Lutte géo-énergétique
La Turquie serait impliquée dans une lutte géo-énergétique régionale qui menace les intérêts énergétiques du Liban en Méditerranée, selon un rapport diplomatique en provenance d’un pays islamique. On y lit que le gouvernement d’Ankara cherche à concurrencer la Syrie et le Liban sur les puits gaziers dans le bassin arabe du Levant situé face aux littoraux de la Syrie, du Liban, des Territoires occupés et de Chypre. Ce bassin (selon les récentes découvertes) renferme 122 trillions de m3 de gaz. La Turquie constitue un lieu de passage pour le transport du gaz extrait du Caucase, de la mer Caspienne et de l’Asie centrale vers le centre de distribution européen dans la ville de Baumgarten.
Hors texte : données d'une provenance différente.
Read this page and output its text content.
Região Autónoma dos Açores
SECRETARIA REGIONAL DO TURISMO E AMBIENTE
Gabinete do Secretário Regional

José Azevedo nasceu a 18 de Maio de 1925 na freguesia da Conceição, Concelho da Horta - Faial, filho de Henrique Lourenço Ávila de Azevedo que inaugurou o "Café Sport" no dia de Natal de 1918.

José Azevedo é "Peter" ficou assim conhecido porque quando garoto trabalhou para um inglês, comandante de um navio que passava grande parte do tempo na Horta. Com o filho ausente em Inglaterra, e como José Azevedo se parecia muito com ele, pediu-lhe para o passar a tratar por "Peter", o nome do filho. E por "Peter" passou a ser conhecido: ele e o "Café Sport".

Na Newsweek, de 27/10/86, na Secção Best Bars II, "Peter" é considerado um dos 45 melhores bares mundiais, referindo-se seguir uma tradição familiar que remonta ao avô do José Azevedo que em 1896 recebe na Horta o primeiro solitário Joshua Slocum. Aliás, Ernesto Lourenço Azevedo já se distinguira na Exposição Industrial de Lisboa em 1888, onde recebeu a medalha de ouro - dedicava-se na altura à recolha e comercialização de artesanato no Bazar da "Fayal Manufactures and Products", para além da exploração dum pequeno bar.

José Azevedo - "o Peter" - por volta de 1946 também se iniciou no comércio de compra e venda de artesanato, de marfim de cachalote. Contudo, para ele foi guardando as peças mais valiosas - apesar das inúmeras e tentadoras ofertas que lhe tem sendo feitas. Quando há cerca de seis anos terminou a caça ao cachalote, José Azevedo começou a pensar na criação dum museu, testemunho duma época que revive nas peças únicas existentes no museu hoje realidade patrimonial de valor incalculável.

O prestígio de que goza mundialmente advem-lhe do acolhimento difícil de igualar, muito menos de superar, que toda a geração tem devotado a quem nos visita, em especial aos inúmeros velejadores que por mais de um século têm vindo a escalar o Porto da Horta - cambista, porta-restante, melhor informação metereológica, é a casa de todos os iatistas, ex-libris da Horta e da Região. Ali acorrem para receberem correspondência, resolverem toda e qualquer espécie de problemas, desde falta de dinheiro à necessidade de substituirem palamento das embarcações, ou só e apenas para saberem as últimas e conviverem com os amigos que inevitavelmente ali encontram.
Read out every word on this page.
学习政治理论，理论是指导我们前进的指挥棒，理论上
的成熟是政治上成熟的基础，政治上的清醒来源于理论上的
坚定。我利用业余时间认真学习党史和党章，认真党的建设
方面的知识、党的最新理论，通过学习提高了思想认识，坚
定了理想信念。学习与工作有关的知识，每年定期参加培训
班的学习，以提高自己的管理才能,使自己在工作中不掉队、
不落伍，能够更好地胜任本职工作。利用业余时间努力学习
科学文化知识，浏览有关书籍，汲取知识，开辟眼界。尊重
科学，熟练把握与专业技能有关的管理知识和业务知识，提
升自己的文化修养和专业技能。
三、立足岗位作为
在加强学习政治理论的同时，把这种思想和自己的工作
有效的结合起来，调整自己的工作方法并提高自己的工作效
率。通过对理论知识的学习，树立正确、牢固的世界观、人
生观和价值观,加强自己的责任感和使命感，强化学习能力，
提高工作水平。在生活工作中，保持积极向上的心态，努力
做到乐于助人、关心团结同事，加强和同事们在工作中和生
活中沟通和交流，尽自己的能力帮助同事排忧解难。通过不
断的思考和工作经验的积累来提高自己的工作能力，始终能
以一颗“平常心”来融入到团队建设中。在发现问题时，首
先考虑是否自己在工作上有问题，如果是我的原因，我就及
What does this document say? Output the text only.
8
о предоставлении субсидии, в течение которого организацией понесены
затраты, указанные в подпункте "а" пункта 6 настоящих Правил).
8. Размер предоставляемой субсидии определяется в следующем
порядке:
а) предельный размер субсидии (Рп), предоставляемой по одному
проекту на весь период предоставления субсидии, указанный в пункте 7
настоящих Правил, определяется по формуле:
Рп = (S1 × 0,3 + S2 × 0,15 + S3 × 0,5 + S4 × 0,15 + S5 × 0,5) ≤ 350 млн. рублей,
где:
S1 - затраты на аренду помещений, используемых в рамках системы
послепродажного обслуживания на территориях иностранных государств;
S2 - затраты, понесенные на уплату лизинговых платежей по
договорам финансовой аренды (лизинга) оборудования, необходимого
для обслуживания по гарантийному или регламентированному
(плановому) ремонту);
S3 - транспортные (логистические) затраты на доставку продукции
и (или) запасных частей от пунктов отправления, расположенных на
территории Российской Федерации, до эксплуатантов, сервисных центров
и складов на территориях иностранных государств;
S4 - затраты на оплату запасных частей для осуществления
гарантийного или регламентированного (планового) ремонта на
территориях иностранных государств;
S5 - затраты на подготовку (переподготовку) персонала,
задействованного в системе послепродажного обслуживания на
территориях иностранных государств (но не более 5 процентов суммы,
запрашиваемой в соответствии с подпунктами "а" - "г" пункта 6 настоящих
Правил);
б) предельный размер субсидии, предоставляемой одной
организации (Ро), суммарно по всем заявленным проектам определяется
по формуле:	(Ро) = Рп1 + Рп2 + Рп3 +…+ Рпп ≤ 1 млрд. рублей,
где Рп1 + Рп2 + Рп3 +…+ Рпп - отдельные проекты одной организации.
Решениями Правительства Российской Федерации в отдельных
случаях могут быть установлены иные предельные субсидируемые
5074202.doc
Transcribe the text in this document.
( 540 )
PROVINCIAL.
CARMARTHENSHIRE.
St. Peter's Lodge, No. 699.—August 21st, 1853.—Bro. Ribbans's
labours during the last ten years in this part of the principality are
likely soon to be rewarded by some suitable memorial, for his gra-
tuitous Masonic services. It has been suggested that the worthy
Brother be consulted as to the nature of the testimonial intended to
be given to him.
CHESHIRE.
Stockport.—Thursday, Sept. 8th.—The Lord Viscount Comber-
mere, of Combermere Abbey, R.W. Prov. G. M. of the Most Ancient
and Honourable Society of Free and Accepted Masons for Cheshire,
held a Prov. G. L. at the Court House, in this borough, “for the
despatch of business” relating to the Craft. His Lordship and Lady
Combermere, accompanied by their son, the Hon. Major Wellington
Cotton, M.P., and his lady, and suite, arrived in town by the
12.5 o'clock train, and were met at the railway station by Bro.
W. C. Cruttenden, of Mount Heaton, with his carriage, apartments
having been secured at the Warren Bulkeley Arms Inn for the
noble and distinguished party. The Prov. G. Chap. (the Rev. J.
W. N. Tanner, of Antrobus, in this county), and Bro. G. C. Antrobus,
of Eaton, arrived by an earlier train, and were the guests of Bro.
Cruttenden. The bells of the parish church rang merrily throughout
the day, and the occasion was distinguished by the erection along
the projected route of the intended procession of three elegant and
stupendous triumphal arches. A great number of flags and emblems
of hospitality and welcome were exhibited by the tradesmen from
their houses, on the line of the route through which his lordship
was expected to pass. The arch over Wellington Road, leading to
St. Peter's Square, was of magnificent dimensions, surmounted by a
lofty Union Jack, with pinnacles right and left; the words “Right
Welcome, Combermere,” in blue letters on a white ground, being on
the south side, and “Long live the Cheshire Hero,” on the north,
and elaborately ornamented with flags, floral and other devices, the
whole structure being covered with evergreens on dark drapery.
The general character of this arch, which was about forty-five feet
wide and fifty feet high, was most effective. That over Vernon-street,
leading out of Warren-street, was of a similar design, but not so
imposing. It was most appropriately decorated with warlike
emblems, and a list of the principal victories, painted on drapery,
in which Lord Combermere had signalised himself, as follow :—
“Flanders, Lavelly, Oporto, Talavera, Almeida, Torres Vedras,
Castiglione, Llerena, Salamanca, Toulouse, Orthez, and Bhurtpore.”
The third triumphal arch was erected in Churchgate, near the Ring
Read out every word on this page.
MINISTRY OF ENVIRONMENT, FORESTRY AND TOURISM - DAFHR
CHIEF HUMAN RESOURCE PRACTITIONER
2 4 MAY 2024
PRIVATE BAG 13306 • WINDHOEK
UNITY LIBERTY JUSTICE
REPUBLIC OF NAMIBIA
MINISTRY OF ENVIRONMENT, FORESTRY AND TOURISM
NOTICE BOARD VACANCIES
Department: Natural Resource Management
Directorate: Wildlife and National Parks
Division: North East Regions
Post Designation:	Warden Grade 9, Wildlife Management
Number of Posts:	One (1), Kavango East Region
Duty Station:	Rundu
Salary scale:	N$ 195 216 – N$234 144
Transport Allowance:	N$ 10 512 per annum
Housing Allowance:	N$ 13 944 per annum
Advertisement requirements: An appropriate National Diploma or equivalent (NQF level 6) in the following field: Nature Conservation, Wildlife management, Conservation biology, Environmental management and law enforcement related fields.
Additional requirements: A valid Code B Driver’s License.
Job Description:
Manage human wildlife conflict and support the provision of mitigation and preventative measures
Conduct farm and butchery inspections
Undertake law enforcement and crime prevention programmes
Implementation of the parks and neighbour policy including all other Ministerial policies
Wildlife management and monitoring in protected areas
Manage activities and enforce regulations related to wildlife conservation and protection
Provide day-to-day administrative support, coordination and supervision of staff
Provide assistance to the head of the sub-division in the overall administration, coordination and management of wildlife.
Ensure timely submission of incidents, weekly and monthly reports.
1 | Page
Un accord turco-européen, avalisé par le parlement turc en 2008, a donné le feu vert pour la construction d’un gazoduc de 3000 km de long (Nabucco). Il est possible de relier celui-ci au gazoduc arabe qui va de l’Egypte et la Presqu’île arabique jusqu’à Banias en Syrie, à la frontière turque. Mais, explique le rapport, Ankara a d’autres ambitions et ne veut pas se cantonner dans son rôle de «transporteur» de gaz, elle souhaite devenir «un producteur» d’énergie, c’est pourquoi les autorités turques cherchent à étendre leur hégémonie sur les richesses gazières en Méditerranée. Les négociations entre Ankara, Tel-Aviv et Nicosie sur les frontières maritimes sont incontournables mais elles prendront beaucoup de temps. Alors que, dans le bassin du Levant, les négociations semblent quasi impossibles. C’est pourquoi, la Turquie souhaite accélérer le bouleversement de l’équilibre des forces géo-énergétiques avec la Syrie et le Liban.

Des secrets difficiles à divulguer
Le directeur général des FSI, le général Achraf Rifi, promet aux Libanais toute la vérité sur l’attentat qui a coûté la vie au général Wissam el-Hassan. «C’est en effet la première fois que nous détenons des preuves tangibles et sérieuses sur une affaire et les datas des communications nous ont énormément aidés. Nous ne pouvons malheureusement pas divulguer, pour le moment, les informations que nous détenons».

 

 

Danger persistant
Le ministre Waël Abou Faour craint une déstabilisation suite à l’assassinat du général Wissam el-Hassan. Il révèle que le député Walid Joumblatt est extrêmement inquiet. Le député druze appréhende une reprise des attentats contre des personnalités du 14 mars et pense que le danger va aller crescendo avec l’approche de la chute du régime de Bachar el-Assad.

 

 

 


Tentative de scission des rangs sunnites
«Comme ils ont divisé les chrétiens avec le général Michel Aoun, ils tentent de diviser les sunnites avec le président Mikati.» C’est ainsi que le conseiller du président Saad Hariri, l’ancien ministre Mohammad Chatah, analyse la situation. «Ils essaient de réitérer le scénario de 2005, au moment de l’assassinat du président Rafic Hariri, afin de mettre définitivement la main sur le pays», a-t-il dit.